Context: Recent genome-wide association studies have identified several novel type 1 diabetes (T1D) loci in white populations.
Objective: In line with recent findings, we conducted a replication study of two loci on chromosome 12p13 and 16p13 and assessed their potential associations with thyroid autoimmunity in a Japanese population.
Subjects and methods: Two single-nucleotide polymorphisms (SNPs), rs2292399 in ERBB3 on 12q13 and rs2903692 in CLEC16A (or KIAA0350) on 16p13, were analyzed in Japanese subjects consisting of 735 T1D patients, 330 patients with autoimmune thyroid disease (AITD), and 621 control subjects.
Results: According to a case-control study and logistic regression adjusting for sex and age, we observed that these SNPs in ERBB3 and CLEC16A were both significantly associated with T1D, with the risk alleles being consistent with those in white populations [adjusting odds ratio by multiplicative model: 1.37 (1.13-1.67), P = 0.001; and 1.28 (1.02-1.60), P = 0.030, respectively]. In both SNPs, the association was suggested to be stronger in T1D complicated with AITD (Graves' disease, Hashimoto's thyroiditis, or thyroid autoantibodies). Furthermore, a joint analysis, with the INS and CTLA4 SNPs, revealed that CTLA4 rs3087243, ERBB3 rs2292399, and CLEC16A rs2903692, but not INS rs689, were significant risk factors for the cooccurrence of AITD in Japanese T1D.

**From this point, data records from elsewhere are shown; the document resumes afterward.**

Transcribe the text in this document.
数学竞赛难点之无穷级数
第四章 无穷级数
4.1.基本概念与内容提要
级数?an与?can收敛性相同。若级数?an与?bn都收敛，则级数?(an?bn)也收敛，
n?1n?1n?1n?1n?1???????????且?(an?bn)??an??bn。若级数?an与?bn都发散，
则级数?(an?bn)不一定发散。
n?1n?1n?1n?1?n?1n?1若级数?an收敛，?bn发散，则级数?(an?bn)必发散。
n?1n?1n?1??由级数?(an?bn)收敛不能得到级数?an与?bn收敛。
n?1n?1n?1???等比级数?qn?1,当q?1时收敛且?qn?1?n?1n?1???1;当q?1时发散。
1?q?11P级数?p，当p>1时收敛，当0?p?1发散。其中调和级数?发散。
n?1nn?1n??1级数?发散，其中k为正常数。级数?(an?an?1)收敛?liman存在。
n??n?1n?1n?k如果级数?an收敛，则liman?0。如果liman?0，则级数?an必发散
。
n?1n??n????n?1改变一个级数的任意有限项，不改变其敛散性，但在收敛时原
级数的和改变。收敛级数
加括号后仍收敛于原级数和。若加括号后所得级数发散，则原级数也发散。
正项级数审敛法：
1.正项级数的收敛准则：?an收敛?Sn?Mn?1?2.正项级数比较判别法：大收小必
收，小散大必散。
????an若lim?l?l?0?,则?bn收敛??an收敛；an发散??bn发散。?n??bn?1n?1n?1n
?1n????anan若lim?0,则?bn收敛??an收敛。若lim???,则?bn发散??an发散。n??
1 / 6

Conclusion: We confirmed two loci on 12q13 and 16p13 that were identified by the independent genome-wide association studies in white populations, thus suggesting that these loci contribute to T1D susceptibility across different ethnic groups. In addition, these loci may also be associated with the cooccurrence of thyroid autoimmunity in T1D.